Кейтон часто смотрел на свой портрет, нарисованный её рукой. Накатывала тоска и воспоминания, ничем не радовавшие, но раздиравшие душу новыми сожалениями. При этом постепенно он осмыслил ещё одну странность. Энселм понял главную причину своей слепоты, осмыслил причину беды: он не замечал проявлений её внимания и любви, ибо в нём самом не было любви. Теперь, когда все было кончено, он, подлинно, по-настоящему боявшийся безнадежной любви к женщине, а иной не мог себе и представить, он полюбил. Полюбил безнадежно и страстно, именно так, как всегда боялся полюбить.

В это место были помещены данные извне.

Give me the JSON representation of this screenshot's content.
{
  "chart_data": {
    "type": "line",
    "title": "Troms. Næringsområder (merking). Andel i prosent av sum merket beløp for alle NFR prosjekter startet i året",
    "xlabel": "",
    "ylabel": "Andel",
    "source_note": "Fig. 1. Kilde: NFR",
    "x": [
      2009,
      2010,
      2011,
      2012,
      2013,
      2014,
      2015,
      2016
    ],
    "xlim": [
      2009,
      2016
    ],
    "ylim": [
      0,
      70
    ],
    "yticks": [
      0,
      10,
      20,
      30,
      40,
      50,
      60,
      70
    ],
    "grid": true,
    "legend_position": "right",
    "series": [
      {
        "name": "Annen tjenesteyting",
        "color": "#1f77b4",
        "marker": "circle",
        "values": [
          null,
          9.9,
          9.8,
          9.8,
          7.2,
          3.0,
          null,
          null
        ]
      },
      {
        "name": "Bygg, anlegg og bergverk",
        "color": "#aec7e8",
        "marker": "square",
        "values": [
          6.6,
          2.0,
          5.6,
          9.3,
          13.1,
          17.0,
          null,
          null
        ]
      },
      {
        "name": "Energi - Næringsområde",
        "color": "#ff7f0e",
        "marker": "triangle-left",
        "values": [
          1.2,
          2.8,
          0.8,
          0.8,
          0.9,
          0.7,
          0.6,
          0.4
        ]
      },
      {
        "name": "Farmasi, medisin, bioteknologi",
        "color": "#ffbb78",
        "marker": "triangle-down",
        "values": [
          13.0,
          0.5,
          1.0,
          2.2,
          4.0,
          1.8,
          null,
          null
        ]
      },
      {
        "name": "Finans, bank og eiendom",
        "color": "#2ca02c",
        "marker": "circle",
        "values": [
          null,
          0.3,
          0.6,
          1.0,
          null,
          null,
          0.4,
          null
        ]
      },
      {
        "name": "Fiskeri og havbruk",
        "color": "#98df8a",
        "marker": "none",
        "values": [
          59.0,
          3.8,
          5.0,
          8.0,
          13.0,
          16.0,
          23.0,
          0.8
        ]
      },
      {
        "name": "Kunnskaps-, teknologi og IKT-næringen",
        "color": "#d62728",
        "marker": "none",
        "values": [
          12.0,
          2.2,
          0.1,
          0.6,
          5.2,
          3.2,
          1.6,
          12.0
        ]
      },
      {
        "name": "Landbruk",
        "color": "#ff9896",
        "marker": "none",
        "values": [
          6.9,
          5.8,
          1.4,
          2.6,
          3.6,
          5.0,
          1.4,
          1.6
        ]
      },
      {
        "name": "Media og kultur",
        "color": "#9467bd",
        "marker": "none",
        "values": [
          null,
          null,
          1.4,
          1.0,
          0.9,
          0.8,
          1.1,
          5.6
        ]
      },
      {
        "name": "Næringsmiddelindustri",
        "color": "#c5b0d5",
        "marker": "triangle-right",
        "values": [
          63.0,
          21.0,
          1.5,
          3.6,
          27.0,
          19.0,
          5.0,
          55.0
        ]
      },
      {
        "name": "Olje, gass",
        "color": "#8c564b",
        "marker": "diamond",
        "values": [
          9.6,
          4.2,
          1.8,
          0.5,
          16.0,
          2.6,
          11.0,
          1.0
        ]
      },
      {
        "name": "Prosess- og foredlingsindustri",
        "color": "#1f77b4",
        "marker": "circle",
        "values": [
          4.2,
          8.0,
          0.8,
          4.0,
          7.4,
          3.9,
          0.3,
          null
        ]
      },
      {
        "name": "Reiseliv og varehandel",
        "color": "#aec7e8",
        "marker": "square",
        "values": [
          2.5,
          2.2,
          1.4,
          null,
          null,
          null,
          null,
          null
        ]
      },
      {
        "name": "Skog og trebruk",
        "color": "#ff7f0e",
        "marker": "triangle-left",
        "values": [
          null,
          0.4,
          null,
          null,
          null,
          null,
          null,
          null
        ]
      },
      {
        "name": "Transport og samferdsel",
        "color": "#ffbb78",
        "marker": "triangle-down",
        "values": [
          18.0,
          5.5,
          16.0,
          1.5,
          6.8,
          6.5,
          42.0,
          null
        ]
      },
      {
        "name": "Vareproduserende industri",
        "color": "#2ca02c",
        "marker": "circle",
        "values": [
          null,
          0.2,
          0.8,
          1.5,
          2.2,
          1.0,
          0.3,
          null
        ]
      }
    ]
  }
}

Это была горестная зависимость от фантома, очарованность образом, подневольность тем волшебным словам о любви, немыслимым и сладостным, что убили его тогда на мраморном лестничном пролёте.
Но почему его полюбили? Только потому, что она не видела его уродства - иначе Кейтон не мог себе это объяснить. Но почему не видела? Страннее всего было то, что он был с ней - подлинно собой: не веря в возможность любви женщины, он не старался понравиться, не утруждал себя притворством, лицемерием, попытками выглядеть в её глазах лучше. И он понравился! Таким, какой есть. Его полюбили... Почему? За что? Девица, которая несколько раз повторила, что великая любовь может пробудиться только великими достоинствами, полюбила его. Сам-то он просмотрел в ней великие достоинства. Но, стало быть, она их в нём увидела? В нём...великие достоинства?
Кейтон закусил губу, горестно уставившись в пустоту. Он так старался быть не хуже других, быть равным, что не имел ни повода, ни основания задуматься о своём превосходстве. Но она увидела в нём достоинства. Какие? Он вяло задумался.